Focalisée sur la nouveauté, la littérature de genre (polar, SF, sentimental) entretient peu ses fonds et se prête donc à ces expérimentations qui supposent quelques compétences technologiques. Elles ne rebutent pas Jean-Claude Dunyach, parolier, auteur de nouvelles et de romans de SF (publié à L'Atalante, au Fleuve noir et chez J'ai lu), et également ingénieur chez Airbus. "J'ai récupéré les droits de titres épuisés lorsque le numérique n'existait pas encore. J'aurais peut-être plus de difficultés aujourd'hui." Depuis six mois, il a entrepris leur réédition au format ePub, et non leur autoédition, insiste-t-il, pour se démarquer des auteurs solitaires dont les textes n'ont jamais été validés par un éditeur.

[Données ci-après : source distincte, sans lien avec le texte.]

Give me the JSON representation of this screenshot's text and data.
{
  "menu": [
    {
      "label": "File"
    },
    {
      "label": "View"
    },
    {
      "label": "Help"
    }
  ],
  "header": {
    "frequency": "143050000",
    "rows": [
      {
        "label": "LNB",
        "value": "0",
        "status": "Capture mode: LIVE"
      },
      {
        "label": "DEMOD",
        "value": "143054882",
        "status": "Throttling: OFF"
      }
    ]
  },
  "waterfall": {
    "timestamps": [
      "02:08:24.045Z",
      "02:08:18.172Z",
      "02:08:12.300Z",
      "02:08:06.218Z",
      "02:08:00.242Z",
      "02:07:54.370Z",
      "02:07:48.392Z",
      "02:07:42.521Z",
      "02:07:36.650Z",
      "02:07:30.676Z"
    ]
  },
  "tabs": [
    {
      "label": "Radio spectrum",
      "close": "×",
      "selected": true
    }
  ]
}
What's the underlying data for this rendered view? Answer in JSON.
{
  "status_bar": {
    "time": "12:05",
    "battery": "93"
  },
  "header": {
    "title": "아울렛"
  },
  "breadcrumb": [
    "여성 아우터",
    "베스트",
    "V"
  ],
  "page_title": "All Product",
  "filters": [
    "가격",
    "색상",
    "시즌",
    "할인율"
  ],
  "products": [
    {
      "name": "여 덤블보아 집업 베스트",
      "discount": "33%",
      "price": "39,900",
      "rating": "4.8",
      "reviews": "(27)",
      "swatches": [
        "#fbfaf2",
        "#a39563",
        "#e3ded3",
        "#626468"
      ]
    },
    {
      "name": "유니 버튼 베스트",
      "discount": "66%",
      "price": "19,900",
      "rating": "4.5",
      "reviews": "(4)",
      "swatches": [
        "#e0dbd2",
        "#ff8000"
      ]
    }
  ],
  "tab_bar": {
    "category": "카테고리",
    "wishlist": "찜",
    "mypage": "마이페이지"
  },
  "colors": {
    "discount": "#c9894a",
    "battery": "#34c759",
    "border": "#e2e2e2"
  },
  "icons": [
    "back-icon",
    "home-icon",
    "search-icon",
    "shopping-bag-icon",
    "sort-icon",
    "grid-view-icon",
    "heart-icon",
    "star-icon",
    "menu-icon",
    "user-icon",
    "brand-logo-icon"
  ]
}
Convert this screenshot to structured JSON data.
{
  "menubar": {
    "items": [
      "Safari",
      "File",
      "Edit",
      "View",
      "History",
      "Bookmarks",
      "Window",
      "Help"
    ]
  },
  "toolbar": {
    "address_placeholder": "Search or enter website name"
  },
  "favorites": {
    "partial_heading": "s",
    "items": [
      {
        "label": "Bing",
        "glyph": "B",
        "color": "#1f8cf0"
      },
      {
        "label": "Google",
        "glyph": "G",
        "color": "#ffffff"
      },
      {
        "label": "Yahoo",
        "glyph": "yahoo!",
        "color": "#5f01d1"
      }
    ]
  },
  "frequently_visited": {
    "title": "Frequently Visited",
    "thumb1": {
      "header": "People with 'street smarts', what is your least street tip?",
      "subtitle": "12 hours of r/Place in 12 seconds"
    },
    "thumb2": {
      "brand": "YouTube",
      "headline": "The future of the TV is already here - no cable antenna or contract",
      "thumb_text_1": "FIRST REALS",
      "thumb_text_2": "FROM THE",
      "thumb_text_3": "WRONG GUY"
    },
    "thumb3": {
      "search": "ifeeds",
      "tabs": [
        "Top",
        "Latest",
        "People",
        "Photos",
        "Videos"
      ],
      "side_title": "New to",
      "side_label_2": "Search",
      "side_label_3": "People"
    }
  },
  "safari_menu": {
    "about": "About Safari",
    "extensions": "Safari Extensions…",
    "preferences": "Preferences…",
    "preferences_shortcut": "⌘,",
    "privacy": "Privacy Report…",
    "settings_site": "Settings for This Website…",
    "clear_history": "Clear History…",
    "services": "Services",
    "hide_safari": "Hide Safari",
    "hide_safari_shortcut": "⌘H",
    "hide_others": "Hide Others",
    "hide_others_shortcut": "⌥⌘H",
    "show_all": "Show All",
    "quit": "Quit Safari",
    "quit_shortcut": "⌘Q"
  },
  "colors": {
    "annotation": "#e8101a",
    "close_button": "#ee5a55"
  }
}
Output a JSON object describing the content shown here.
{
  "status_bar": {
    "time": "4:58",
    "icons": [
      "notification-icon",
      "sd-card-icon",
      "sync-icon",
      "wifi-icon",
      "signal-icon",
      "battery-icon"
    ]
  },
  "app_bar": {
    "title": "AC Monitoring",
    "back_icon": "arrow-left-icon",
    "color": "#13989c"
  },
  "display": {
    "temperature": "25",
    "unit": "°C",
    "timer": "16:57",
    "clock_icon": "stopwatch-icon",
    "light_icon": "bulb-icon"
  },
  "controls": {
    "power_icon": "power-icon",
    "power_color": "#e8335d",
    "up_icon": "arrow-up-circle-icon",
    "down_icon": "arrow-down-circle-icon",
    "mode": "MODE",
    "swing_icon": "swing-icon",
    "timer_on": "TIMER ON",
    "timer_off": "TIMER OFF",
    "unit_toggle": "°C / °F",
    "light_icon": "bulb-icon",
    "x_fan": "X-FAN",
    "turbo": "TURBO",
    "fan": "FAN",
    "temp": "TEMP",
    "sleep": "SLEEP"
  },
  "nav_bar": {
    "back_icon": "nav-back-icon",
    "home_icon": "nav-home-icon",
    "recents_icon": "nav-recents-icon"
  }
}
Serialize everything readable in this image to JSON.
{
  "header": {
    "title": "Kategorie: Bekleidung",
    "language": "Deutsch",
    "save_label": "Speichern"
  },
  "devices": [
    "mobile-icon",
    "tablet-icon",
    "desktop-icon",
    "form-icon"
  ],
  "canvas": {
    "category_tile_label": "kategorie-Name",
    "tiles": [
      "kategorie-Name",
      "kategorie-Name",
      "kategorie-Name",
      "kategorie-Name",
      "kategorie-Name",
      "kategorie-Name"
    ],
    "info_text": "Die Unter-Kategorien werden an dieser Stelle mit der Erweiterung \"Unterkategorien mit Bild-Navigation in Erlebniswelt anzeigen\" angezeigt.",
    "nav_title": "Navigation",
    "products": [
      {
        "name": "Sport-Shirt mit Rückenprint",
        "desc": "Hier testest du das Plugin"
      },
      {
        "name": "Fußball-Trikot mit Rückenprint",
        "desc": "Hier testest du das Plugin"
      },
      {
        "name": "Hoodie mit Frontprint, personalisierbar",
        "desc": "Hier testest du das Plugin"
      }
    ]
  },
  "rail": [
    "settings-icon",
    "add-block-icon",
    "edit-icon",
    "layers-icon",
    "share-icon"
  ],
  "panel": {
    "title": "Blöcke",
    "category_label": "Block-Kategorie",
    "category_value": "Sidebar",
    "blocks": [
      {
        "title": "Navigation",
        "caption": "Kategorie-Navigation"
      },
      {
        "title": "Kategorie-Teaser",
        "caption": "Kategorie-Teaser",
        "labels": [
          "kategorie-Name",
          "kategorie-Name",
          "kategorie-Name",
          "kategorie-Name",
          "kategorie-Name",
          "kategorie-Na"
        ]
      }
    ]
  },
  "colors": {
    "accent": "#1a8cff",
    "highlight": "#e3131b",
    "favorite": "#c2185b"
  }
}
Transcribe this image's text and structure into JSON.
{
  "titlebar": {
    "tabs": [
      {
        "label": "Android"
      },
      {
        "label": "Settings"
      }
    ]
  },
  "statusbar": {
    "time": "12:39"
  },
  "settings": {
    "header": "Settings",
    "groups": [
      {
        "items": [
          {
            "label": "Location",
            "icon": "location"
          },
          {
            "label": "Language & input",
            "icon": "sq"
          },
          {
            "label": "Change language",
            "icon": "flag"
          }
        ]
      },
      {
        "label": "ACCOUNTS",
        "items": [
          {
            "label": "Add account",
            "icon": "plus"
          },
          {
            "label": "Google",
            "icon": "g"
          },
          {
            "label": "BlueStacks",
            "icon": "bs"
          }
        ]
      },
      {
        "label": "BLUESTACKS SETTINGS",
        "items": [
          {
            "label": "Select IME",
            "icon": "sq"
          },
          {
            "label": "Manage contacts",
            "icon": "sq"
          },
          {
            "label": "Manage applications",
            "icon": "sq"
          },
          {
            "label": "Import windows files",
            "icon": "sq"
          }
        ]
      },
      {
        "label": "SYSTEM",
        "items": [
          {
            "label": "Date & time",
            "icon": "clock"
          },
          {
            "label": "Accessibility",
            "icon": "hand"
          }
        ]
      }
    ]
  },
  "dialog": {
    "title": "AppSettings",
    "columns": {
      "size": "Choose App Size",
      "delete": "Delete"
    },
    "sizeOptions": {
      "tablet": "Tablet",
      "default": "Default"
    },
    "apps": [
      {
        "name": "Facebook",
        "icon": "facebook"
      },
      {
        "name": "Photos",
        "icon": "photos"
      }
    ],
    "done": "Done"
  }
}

L'essentiel des ventes vient d'Amazon, même s'il a aussi déposé ses ePub (de 2,66 à 3,20 euros) sur Lulu.com et l'iBookstore d'Apple. Il reconnaît volontiers que les recettes sont encore faibles. "Avec une demi-douzaine de livres, je réalise environ 150 euros de ventes mensuelles, dont je perçois 70 %."

L'auteur d'Etoiles mortes est apprécié dans le milieu de la SF et du polar, car il partage volontiers son expérience sur des salons du livre ou sur son site Internet. Autre spécialiste connu des technophiles, Thierry Crouzet, auteur récent de J'ai débranché : comment revivre sans Internet après une overdose (Fayard), avait posté l'an dernier sur son blog « >Comment publier sur Apple iBookstore". "L'autopublication demande du temps, c'est la leçon ; soit tu vends beaucoup et tu embauches quelqu'un pour la gestion, soit tu passes par un éditeur... et tu te simplifies la vie", explique aujourd'hui ce militant du projet Indisponibles.fr, qui dit être revenu à l'écriture de livres. François Bon, qui avait aussi commencé par reprendre ses textes, a créé Publie.net, embauché, continué d'écrire et d'être publié.

Mais chez les littéraires, ces expériences technico-éditoriales soulèvent encore peu d'appétence. D'une part, les fonds sont en général mieux suivis, reconnaissent Paul Fournel et Hervé Le Tellier, dont la quasi-totalité de la bibliographie est toujours disponible. "Les auteurs sont très loin de vouloir la mort des éditeurs ; je préfère continuer à travailler avec le mien, au lieu d'essayer de le contourner via Amazon", ajoute Hervé Le Tellier, pourtant cosignataire, dans Le Monde, d'une tribune très irritée contre les "inéquitables droits du livre numérique".